I should also make a distinction between states and inputs. Inputs are fed to a system, whereas states represent the internal configuration of a system. However, I can seek to manipulate inputs to achieve a desired system state (this is the premise of medicine, process engineering, etc.). For example, I can manipulate the condition of my body by controlling the dominant inputs like food, exercise, and sleep. A system receives an input, there is a response, and the subsequent configuration of the system after this interaction becomes the new state.
Each component in the diagram has an associated set of parameters, which come together to make up the state of the system.
Feedback Loops
Feedback loops are mechanisms that redirect system outputs as inputs for the future. Positive feedback loops occur when system output leads to an increase in input, which in turn leads to an even greater increase in output. These loops are often associated with fragility and can lead to runaway behavior. On the other hand, negative feedback loops attempt to reverse trends in the outcomes rather than reinforce them. These loops are often associated with stability and can help to regulate a system.

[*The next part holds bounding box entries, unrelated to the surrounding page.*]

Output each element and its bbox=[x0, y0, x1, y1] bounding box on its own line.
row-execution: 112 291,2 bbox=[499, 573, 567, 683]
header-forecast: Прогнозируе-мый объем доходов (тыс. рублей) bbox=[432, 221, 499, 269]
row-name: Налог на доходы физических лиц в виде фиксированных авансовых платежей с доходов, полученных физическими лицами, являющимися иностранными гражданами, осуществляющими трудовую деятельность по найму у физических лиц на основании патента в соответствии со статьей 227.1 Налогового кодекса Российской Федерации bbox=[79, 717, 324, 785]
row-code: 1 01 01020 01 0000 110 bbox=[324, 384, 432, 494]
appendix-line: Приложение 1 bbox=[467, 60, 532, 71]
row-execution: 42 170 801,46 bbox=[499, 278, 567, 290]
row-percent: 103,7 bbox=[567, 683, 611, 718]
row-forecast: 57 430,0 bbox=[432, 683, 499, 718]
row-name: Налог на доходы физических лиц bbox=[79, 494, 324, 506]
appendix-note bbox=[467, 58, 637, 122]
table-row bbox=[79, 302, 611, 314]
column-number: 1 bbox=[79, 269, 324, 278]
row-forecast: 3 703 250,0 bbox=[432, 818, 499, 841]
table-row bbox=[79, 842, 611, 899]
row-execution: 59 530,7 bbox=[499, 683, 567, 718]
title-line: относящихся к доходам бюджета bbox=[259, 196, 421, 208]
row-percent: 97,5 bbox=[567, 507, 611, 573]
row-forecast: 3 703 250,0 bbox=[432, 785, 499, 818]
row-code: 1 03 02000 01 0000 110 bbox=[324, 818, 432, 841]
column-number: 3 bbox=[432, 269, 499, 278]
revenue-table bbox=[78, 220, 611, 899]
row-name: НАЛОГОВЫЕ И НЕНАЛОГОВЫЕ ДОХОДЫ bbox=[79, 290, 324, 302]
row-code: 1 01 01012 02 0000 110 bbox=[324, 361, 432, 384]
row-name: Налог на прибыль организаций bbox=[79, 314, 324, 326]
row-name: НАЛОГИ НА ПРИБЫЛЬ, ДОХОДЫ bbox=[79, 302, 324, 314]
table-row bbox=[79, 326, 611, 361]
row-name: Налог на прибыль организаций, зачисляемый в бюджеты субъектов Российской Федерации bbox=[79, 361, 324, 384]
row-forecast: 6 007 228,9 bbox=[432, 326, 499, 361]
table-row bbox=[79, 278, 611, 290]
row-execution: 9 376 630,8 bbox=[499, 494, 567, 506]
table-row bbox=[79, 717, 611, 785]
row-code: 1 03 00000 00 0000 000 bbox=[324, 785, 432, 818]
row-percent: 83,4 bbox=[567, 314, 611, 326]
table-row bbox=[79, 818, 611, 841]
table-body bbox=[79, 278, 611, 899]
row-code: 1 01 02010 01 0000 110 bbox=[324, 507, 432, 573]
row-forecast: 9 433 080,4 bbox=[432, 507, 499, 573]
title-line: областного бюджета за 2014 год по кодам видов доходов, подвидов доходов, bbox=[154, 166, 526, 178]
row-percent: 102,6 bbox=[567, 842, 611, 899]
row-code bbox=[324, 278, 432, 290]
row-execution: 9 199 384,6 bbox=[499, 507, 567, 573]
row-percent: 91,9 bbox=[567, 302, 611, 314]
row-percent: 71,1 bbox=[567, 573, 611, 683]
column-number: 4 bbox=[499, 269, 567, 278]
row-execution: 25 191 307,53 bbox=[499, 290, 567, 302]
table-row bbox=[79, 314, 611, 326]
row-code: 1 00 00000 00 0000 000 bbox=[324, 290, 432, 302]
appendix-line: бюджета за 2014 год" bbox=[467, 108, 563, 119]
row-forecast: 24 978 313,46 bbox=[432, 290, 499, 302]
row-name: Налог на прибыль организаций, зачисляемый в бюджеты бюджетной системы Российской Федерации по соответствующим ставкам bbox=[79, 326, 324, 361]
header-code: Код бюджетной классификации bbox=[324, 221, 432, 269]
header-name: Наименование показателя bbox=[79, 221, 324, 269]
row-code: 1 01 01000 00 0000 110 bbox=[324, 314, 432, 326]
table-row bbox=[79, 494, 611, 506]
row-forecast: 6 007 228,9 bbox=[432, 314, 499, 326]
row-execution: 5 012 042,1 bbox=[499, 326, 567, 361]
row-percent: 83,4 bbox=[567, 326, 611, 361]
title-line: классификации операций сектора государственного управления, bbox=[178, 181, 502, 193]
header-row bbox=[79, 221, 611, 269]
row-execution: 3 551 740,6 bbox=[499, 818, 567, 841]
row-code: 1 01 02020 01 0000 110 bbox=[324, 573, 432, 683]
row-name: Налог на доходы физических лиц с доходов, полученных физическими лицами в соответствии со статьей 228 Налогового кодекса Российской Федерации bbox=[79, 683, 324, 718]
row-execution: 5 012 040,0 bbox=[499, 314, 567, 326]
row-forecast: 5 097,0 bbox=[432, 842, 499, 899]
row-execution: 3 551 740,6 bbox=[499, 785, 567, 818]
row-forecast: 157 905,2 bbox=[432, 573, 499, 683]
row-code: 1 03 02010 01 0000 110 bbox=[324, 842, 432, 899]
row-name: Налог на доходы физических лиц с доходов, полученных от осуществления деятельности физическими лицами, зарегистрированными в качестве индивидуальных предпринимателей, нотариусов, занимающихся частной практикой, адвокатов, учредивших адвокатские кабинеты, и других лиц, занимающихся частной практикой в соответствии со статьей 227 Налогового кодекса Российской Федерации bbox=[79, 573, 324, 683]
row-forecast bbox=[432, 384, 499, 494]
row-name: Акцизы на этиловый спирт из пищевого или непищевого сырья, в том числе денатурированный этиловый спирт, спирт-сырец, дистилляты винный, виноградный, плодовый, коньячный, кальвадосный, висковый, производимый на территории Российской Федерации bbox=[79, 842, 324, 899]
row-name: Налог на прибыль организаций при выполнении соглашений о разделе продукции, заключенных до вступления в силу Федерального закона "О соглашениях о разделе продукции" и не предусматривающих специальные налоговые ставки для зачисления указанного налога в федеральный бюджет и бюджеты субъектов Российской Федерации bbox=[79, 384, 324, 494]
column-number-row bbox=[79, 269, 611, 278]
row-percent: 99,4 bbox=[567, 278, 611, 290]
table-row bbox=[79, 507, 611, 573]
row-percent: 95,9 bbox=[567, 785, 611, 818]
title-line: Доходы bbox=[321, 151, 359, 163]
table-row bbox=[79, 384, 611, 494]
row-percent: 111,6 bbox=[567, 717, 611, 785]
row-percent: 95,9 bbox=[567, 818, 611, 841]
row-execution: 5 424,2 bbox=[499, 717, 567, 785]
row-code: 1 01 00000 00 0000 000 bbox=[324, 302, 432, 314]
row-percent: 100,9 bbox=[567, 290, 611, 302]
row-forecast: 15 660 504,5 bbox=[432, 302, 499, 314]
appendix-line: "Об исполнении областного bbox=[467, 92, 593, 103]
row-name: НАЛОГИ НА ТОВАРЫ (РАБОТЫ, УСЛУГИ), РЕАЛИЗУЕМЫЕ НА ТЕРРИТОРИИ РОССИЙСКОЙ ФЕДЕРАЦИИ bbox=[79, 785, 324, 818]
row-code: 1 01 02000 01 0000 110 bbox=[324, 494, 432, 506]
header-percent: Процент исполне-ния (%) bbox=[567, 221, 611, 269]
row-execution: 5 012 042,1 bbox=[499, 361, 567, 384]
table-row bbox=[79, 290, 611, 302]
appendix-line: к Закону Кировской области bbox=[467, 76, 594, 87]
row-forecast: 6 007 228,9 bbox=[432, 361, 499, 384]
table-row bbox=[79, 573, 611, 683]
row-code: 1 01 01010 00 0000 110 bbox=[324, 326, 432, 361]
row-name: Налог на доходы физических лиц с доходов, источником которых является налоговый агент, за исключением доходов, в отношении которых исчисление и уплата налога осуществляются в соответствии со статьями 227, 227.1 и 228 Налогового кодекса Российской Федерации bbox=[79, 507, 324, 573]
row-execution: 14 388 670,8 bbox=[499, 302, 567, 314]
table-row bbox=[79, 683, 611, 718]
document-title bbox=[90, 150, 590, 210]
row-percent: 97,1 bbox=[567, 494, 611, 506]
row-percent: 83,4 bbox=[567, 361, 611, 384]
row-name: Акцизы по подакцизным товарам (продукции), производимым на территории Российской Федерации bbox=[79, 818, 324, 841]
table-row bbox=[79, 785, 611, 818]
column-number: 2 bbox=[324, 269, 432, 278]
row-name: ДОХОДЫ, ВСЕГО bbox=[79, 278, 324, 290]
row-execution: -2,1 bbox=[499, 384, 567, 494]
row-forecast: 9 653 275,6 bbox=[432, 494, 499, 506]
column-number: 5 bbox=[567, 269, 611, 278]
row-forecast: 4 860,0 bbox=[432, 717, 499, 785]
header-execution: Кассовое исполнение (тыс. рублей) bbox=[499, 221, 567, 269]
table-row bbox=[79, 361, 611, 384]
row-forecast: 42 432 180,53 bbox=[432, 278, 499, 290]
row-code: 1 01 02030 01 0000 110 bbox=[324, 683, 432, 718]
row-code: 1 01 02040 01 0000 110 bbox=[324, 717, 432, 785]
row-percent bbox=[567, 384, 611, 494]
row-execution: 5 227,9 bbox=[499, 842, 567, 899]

Constructive feedback loops tend to be negative feedback loops, such as the body’s thermoregulation mechanism, and are core mechanisms in self-correcting systems like machine learning algorithms and practitioners of personal development. Positive feedback loops tend to be destructive, the classic example being drug addiction.
But this is not always the case. One constructive positive feedback loop I have noticed is the relationship between learning and curiosity. A curious mind wants to learn, and upon learning, one discovers more things to know and becomes more curious.
There are several feedback loops in the diagram, demonstrating the different possibilities. The output of component A becomes an endogenous input to itself and combines with the feedback from Y3 to manipulate the X2 input. Additionally, Y3 feedback also connects with the endogenous output of component B to form the input to component C.
Example: The Anatomy of a Project Management System
Now that we understand the anatomy of a system, let's apply it to a real-world example: a project management system. A project management system can be broken down into several components: a project database, a task database, a goals database, and methodology templates. Inputs to the system include projects, tasks, project goals, deadlines, and methodologies. The output of the system is project completion and all the benefits that come with it. The state of the system includes the status of tasks, projects, and goals. A feedback mechanism could be project retrospectives, where lessons learned from the project are recorded and used to update the methodology templates, tasks, goals, and time management for subsequent projects.
Conclusion
Thinking about system anatomy forces us to be purposeful in designing our systems. We must consider what inputs and components are relevant, and how to incorporate constructive feedback loops to turn our systems into self-improving systems. To optimize a system, one requires a mental framework for defining the inner workings of that system. Understanding the anatomy of systems also provides a powerful mental model for comprehending complex topics in systems design, theory, and science. This, in turn, helps improve system proficiency and enables us to build more effective systems to elevate the well-being of conscious creatures.